The climate insurance gap is the difference between economic losses from climate-related disasters and what insurance covers.

In many places, only a fraction of damages from floods, droughts, storms, or wildfires are insured. That leaves families, small businesses, and local governments responsible for repairing homes, restoring livelihoods, and rebuilding critical infrastructure. This gap is widest in communities that already face the greatest climate risks. Low-income households and rural areas in US counties are often the least insured, yet the most exposed to climate impacts. As climate change accelerates, these protection gaps are expanding, creating new barriers to climate resilience and recovery.

Climate change is outpacing traditional insurance models

Insurance is designed to spread risk over time. Climate change and nature degradation are disrupting that balance.

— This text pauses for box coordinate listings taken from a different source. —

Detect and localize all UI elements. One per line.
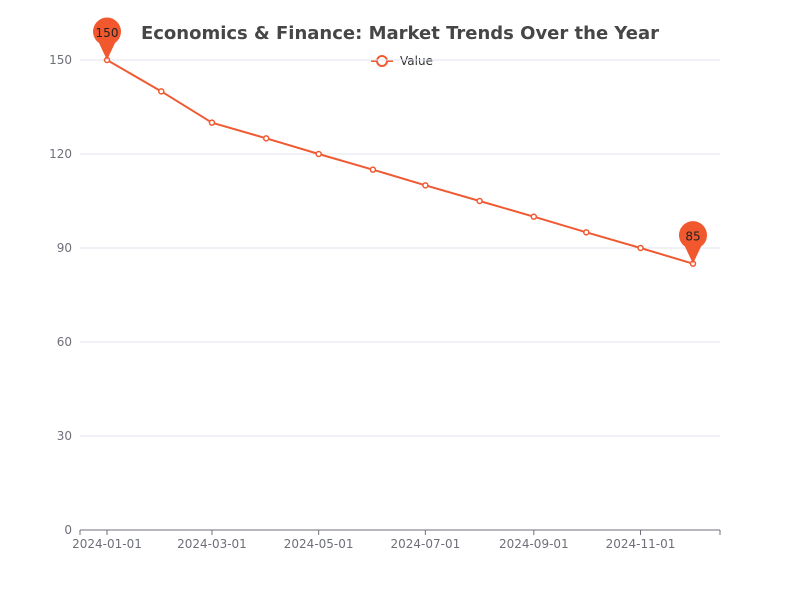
x-tick-label: 2024-03-01 xyxy=(177,537,247,551)
y-tick-label: 90 xyxy=(57,241,72,255)
data-point[interactable] xyxy=(208,119,216,126)
mark-points: 150 85 xyxy=(93,17,707,264)
pin-label: 150 xyxy=(96,26,119,40)
y-tick-label: 120 xyxy=(49,147,72,161)
series-line xyxy=(106,59,694,265)
y-tick-label: 60 xyxy=(57,335,72,349)
chart-title: Economics & Finance: Market Trends Over … xyxy=(141,23,659,44)
y-tick-label: 0 xyxy=(64,523,72,537)
legend-circle-icon xyxy=(376,55,388,67)
y-tick-label: 150 xyxy=(49,53,72,67)
x-tick-label: 2024-11-01 xyxy=(606,537,676,551)
pin-icon xyxy=(679,221,707,264)
x-tick-label: 2024-09-01 xyxy=(499,537,569,551)
x-axis: 2024-01-01 2024-03-01 2024-05-01 2024-07-01… xyxy=(72,529,721,551)
pin-label: 85 xyxy=(685,230,700,244)
data-point[interactable] xyxy=(315,150,322,158)
series-value xyxy=(103,56,697,267)
pin-icon xyxy=(93,17,121,60)
y-tick-label: 30 xyxy=(57,429,72,443)
data-point[interactable] xyxy=(262,135,270,142)
data-point[interactable] xyxy=(583,229,590,236)
legend[interactable]: Value xyxy=(371,54,433,68)
grid-lines xyxy=(80,59,720,437)
pin-marker-min: 85 xyxy=(679,221,707,264)
data-point[interactable] xyxy=(369,166,377,173)
data-point[interactable] xyxy=(637,244,644,252)
pin-marker-max: 150 xyxy=(93,17,121,60)
data-point[interactable] xyxy=(422,182,429,189)
legend-label: Value xyxy=(400,54,433,68)
data-point[interactable] xyxy=(530,213,538,220)
y-axis: 0 30 60 90 120 150 xyxy=(49,53,72,537)
data-point[interactable] xyxy=(157,88,165,95)
x-tick-label: 2024-01-01 xyxy=(72,537,142,551)
data-point[interactable] xyxy=(476,197,483,205)
x-tick-label: 2024-05-01 xyxy=(284,537,354,551)
x-tick-label: 2024-07-01 xyxy=(390,537,460,551)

More frequent and severe disasters are making losses harder to predict and more expensive to recover from. In response, insurers are raising premiums, restricting coverage, or withdrawing entirely from high-risk regions.

When insurance coverage declines, climate risk doesn’t disappear—it shifts onto people and governments. Families are forced to rely on savings, loans, or disaster aid. Public budgets are strained by more frequent and more severe emergencies. Without reliable insurance, communities have fewer tools to recover quickly, invest in adaptation, or prepare for future climate impacts—undermining resilience over the long term.

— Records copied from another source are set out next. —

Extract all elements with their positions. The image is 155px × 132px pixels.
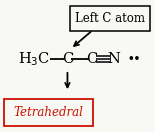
Text: N: N	[107, 52, 120, 66]
Text: H$_3$C: H$_3$C	[18, 50, 51, 68]
Text: Tetrahedral: Tetrahedral	[13, 106, 83, 119]
Text: ••: ••	[127, 54, 141, 64]
Text: C: C	[86, 52, 98, 66]
Text: Left C atom: Left C atom	[75, 12, 145, 25]
FancyBboxPatch shape	[4, 99, 93, 126]
FancyBboxPatch shape	[70, 6, 150, 31]
Text: C: C	[62, 52, 73, 66]
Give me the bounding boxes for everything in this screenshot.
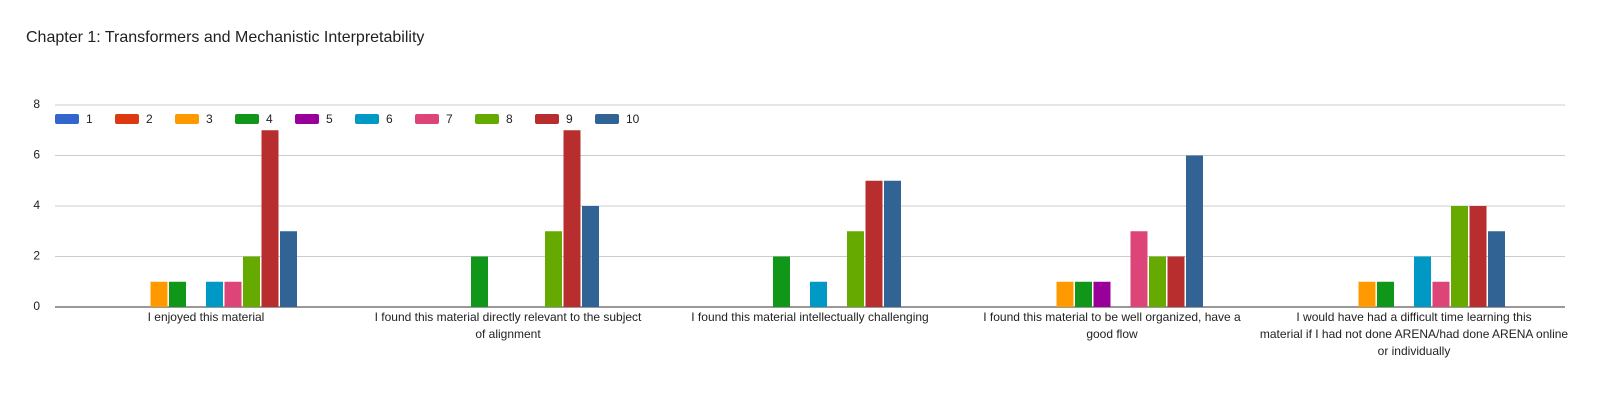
legend-label: 10 xyxy=(626,112,640,126)
bar xyxy=(1451,206,1468,307)
bar xyxy=(224,281,242,307)
legend-swatch xyxy=(175,114,199,124)
bar xyxy=(206,281,223,307)
bar xyxy=(1377,281,1394,307)
bar xyxy=(810,281,827,307)
legend-label: 1 xyxy=(86,112,93,126)
bar xyxy=(1149,256,1166,307)
bar xyxy=(1358,281,1376,307)
y-tick-label: 2 xyxy=(33,249,40,263)
legend-swatch xyxy=(115,114,139,124)
y-tick-label: 0 xyxy=(33,299,40,313)
x-tick-label: I enjoyed this material xyxy=(148,310,265,324)
legend-swatch xyxy=(55,114,79,124)
bar xyxy=(1414,256,1431,307)
legend-label: 4 xyxy=(266,112,273,126)
legend-swatch xyxy=(235,114,259,124)
bar xyxy=(1167,256,1185,307)
legend-swatch xyxy=(475,114,499,124)
legend-swatch xyxy=(355,114,379,124)
legend-label: 3 xyxy=(206,112,213,126)
bar xyxy=(847,231,864,307)
legend-swatch xyxy=(295,114,319,124)
x-tick-label: I found this material to be well organiz… xyxy=(983,310,1241,341)
legend-label: 8 xyxy=(506,112,513,126)
bar xyxy=(1130,231,1148,307)
bar xyxy=(1075,281,1092,307)
legend-label: 5 xyxy=(326,112,333,126)
bar xyxy=(150,281,168,307)
legend-swatch xyxy=(535,114,559,124)
bar xyxy=(582,206,599,307)
bar xyxy=(563,130,581,307)
legend-swatch xyxy=(415,114,439,124)
bar xyxy=(545,231,562,307)
legend-label: 7 xyxy=(446,112,453,126)
legend-label: 6 xyxy=(386,112,393,126)
x-tick-label: I would have had a difficult time learni… xyxy=(1260,310,1569,358)
legend-label: 2 xyxy=(146,112,153,126)
bar xyxy=(1488,231,1505,307)
bar xyxy=(1469,206,1487,307)
bar xyxy=(261,130,279,307)
bar xyxy=(169,281,186,307)
bar xyxy=(773,256,790,307)
x-tick-label: I found this material directly relevant … xyxy=(375,310,642,341)
chart-title: Chapter 1: Transformers and Mechanistic … xyxy=(26,29,424,46)
bar xyxy=(1093,281,1111,307)
bar xyxy=(1186,155,1203,307)
y-tick-label: 6 xyxy=(33,148,40,162)
bar xyxy=(865,180,883,307)
bar xyxy=(471,256,488,307)
y-tick-label: 8 xyxy=(33,97,40,111)
bar xyxy=(280,231,297,307)
x-tick-label: I found this material intellectually cha… xyxy=(691,310,928,324)
legend-swatch xyxy=(595,114,619,124)
bar xyxy=(243,256,260,307)
y-tick-label: 4 xyxy=(33,198,40,212)
bar xyxy=(1056,281,1074,307)
bar xyxy=(884,180,901,307)
bar xyxy=(1432,281,1450,307)
legend-label: 9 xyxy=(566,112,573,126)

Nature can reduce risk and strengthen resilience

Reducing the climate insurance gap isn’t only about financial instruments—it’s also about lowering risk at its source.

Healthy and robust ecosystems play a powerful role in climate resilience. Wetlands absorb floodwaters. Mangroves reduce storm surge. Forests stabilize soils and reduce wildfire intensity when properly managed. These nature-based solutions can significantly reduce disaster losses, making communities safer and insurance more viable.

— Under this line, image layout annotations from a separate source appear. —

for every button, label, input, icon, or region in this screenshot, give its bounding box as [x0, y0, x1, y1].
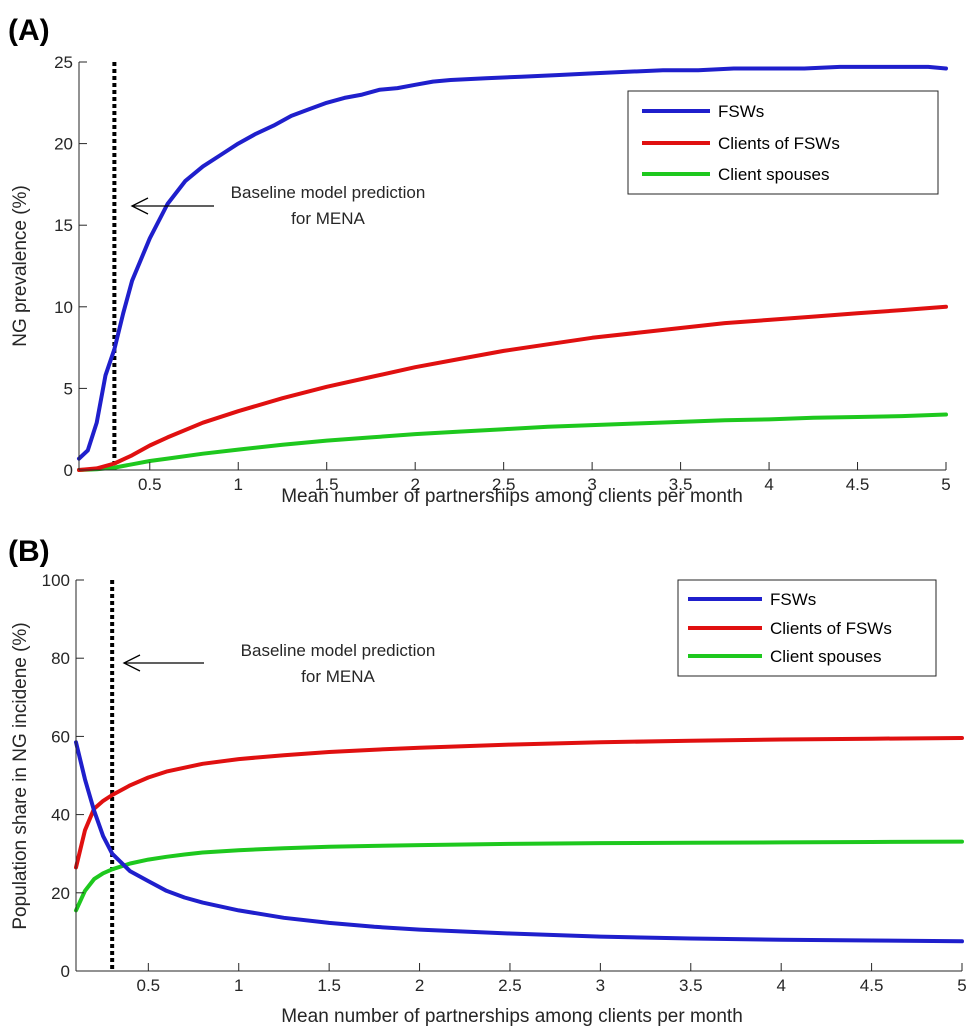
panel-a-x-tick-label: 1 — [234, 475, 243, 494]
panel-b-series-fsws — [74, 740, 964, 944]
panel-b-annotation-arrowhead — [122, 654, 141, 672]
panel-a-annotation-line-2: for MENA — [291, 209, 365, 228]
panel-b-annotation-line-1: Baseline model prediction — [241, 641, 436, 660]
panel-a-x-tick-label: 4.5 — [846, 475, 870, 494]
panel-b: (B) 0.5 1 1.5 2 2.5 3 3.5 4 4.5 5 0 20 40 60 80 100 Me… — [8, 535, 966, 1027]
panel-a-x-tick-label: 3 — [587, 475, 596, 494]
panel-b-y-ticks: 0 20 40 60 80 100 — [42, 571, 84, 981]
panel-a-annotation: Baseline model prediction for MENA — [130, 183, 426, 228]
panel-b-x-tick-label: 4 — [776, 976, 785, 995]
panel-b-x-tick-label: 1 — [234, 976, 243, 995]
panel-a-series-client-spouses — [77, 412, 948, 472]
panel-b-series-client-spouses — [74, 839, 964, 913]
panel-a-x-tick-label: 2 — [410, 475, 419, 494]
panel-b-legend-label-fsws: FSWs — [770, 590, 816, 609]
panel-a-x-axis-label: Mean number of partnerships among client… — [281, 486, 743, 507]
panel-b-x-tick-label: 3 — [596, 976, 605, 995]
panel-a-x-tick-label: 5 — [941, 475, 950, 494]
panel-b-x-tick-label: 3.5 — [679, 976, 703, 995]
panel-b-legend-label-spouses: Client spouses — [770, 647, 882, 666]
panel-b-y-tick-label: 60 — [51, 727, 70, 746]
panel-b-annotation: Baseline model prediction for MENA — [122, 641, 436, 686]
panel-b-legend-label-clients: Clients of FSWs — [770, 619, 892, 638]
panel-a: (A) 0.5 1 1.5 2 2.5 3 3.5 4 4.5 5 0 5 10 15 20 25 Mean… — [8, 14, 951, 507]
panel-a-x-tick-label: 1.5 — [315, 475, 339, 494]
panel-a-legend-label-fsws: FSWs — [718, 102, 764, 121]
panel-a-y-tick-label: 15 — [54, 216, 73, 235]
panel-b-y-tick-label: 80 — [51, 649, 70, 668]
panel-a-y-tick-label: 0 — [64, 461, 73, 480]
panel-a-annotation-arrowhead — [130, 197, 149, 215]
panel-b-y-tick-label: 100 — [42, 571, 70, 590]
panel-a-annotation-line-1: Baseline model prediction — [231, 183, 426, 202]
panel-a-label: (A) — [8, 14, 50, 47]
panel-a-y-tick-label: 25 — [54, 53, 73, 72]
panel-a-x-tick-label: 2.5 — [492, 475, 516, 494]
panel-b-plot-area — [74, 580, 964, 971]
panel-a-axes — [78, 62, 946, 471]
panel-a-legend: FSWs Clients of FSWs Client spouses — [627, 90, 939, 195]
panel-b-x-tick-label: 2 — [415, 976, 424, 995]
panel-a-legend-label-spouses: Client spouses — [718, 165, 830, 184]
panel-b-series-clients-of-fsws — [74, 736, 964, 870]
panel-b-x-ticks: 0.5 1 1.5 2 2.5 3 3.5 4 4.5 5 — [137, 963, 966, 995]
panel-b-x-axis-label: Mean number of partnerships among client… — [281, 1006, 743, 1027]
panel-b-y-tick-label: 0 — [61, 962, 70, 981]
panel-b-y-axis-label: Population share in NG incidene (%) — [10, 622, 31, 929]
panel-a-x-tick-label: 4 — [764, 475, 773, 494]
panel-b-label: (B) — [8, 535, 50, 568]
panel-a-y-ticks: 0 5 10 15 20 25 — [54, 53, 87, 480]
panel-a-x-tick-label: 3.5 — [669, 475, 693, 494]
panel-a-y-axis-label: NG prevalence (%) — [10, 185, 31, 347]
panel-a-y-tick-label: 10 — [54, 298, 73, 317]
panel-b-axes — [75, 580, 962, 972]
panel-b-legend: FSWs Clients of FSWs Client spouses — [677, 579, 937, 677]
panel-b-annotation-line-2: for MENA — [301, 667, 375, 686]
panel-b-x-tick-label: 5 — [957, 976, 966, 995]
panel-b-x-tick-label: 2.5 — [498, 976, 522, 995]
panel-a-legend-label-clients: Clients of FSWs — [718, 134, 840, 153]
panel-a-plot-area — [77, 62, 948, 472]
panel-a-x-ticks: 0.5 1 1.5 2 2.5 3 3.5 4 4.5 5 — [138, 462, 951, 494]
panel-a-series-clients-of-fsws — [77, 304, 948, 472]
panel-b-x-tick-label: 1.5 — [317, 976, 341, 995]
panel-b-x-tick-label: 0.5 — [137, 976, 161, 995]
panel-a-x-tick-label: 0.5 — [138, 475, 162, 494]
panel-a-series-fsws — [77, 64, 948, 461]
panel-b-x-tick-label: 4.5 — [860, 976, 884, 995]
panel-b-y-tick-label: 20 — [51, 884, 70, 903]
panel-b-y-tick-label: 40 — [51, 806, 70, 825]
panel-a-y-tick-label: 20 — [54, 135, 73, 154]
panel-a-y-tick-label: 5 — [64, 379, 73, 398]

Yet, despite its proven ability to protect people while supporting biodiversity and livelihoods, nature isn’t on balance sheets or risk analyses and is underinvested in as a result. Aligning insurance systems with climate-smart planning and nature-based solutions can reduce losses, lower premiums, and deliver long-term resilience benefits for both people and nature.

Building climate-resilient insurance systems

Closing the climate insurance gap will require coordinated action across sectors.

Governments and insurers can share information and better engage with communities and resource managers to understand risk. A better understanding and pricing of risk starts with a better understanding of nature and its benefits. Investment in nature-based solutions should be the first tool utilized in the toolbox, leveraging a collaborative approach between public and private sectors.

Equally important is integrating insurance into broader climate adaptation strategies—from land-use planning and resilient infrastructure to ecosystem protection and restoration. When insurance, climate policy, and conservation work together, communities are better equipped not just to recover from disasters, but to prepare for what lies ahead.

WWF is working with partners to advance climate-resilient solutions that protect people, ecosystems, and economies. Because in a warming world, resilience means ensuring that no one is left without protection when climate impacts strike.